1.Net loss during the Second quarter SR 85.4 million , compared with SR 146.3 million for the same quarter the previous year, a decrease of 41.63%, and for SR 98.8 million for the previous quarter and an decrease of 13.56%.
2.Gross profit during the Second quarter SR 3.6 million, compared with a gross loss of SR 35.3 million for the same quarter of last year.
3.Operating loss during the Second quarter SR 77.8 million, compared with SR 137.3 million for the same quarter of last year, a decrease of 43.34%.
4. Net loss during the six months SR 184.2 million , compared with SR 307.2 million for the same Period previous year, a decrease of 40.04%.
.5 Loss per share in the six months amounted to SR 4.60, as compared to SR 7.68 for the same period the previous year.
The earnings per share for the comparative period have been adjusted to reflect the effect of capital reduction retrospectively dated 6 Ramdan 1432H corresponding to 6 August 2011.
6.Gross profit during the six months SR 3.9 million, compared with gross loss SR 73.9 million for the same period previous year.
7. Loss from operations for the six months SR 167.3 million, compared with loss of SR 291.7 million for the same period previous year, a decrease of 42.65%.

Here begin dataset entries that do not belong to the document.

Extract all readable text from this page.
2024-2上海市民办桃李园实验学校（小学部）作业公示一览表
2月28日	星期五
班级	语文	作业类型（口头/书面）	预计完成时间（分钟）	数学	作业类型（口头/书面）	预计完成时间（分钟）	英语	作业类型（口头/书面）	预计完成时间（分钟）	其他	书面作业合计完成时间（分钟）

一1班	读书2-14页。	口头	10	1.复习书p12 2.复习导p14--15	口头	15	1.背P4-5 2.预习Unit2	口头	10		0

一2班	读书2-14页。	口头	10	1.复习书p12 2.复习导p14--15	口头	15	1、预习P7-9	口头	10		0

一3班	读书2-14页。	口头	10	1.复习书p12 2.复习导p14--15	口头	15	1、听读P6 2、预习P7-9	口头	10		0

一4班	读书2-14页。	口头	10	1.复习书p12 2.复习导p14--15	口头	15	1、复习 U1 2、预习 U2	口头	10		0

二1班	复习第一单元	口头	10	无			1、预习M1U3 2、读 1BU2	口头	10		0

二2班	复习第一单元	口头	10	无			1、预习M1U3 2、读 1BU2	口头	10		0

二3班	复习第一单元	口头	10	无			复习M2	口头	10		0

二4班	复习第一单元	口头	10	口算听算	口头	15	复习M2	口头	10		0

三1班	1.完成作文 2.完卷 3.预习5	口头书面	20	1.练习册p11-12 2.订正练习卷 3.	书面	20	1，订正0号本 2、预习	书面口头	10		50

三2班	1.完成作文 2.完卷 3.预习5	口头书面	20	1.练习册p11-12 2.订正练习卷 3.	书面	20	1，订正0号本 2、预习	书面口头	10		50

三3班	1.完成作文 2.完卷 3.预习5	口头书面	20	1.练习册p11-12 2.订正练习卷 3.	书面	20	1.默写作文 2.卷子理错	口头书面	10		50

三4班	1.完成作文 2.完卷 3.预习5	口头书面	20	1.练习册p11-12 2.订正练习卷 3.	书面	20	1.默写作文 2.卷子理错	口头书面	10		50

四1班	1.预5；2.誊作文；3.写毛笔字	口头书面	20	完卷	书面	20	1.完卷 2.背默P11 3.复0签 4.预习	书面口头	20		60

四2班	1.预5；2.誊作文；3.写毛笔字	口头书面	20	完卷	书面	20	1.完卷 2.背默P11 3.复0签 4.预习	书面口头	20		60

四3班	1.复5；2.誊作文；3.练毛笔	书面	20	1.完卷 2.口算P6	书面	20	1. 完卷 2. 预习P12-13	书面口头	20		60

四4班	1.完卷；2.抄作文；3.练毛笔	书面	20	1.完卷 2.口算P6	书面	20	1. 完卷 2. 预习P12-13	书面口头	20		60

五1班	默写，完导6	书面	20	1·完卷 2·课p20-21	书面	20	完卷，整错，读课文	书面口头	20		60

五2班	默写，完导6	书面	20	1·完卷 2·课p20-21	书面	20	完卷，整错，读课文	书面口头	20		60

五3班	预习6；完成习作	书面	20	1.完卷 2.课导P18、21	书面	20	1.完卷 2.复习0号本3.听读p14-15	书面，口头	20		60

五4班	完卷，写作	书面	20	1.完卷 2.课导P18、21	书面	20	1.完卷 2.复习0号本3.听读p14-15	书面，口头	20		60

8. The company continued to target the consumers as well as the enterprise business segments which led to an improvement of the companys profitability with a gross margin for the last 6 months of SR3.9 Million compared to the same period of 2010 with a gross loss of SR 73.9 Million and that due to the decrease of the cost of services.The company continued to work on optimizing the cost of its operations and becoming more efficient without impacting its performance. Nevertheless, the process of increasing the capital of SR1,175 Million has been sent to the authorities for approvals . The shareholders committed to pay 65% from the total approved amounts and the new capital will be SR1,575 Million after this increase.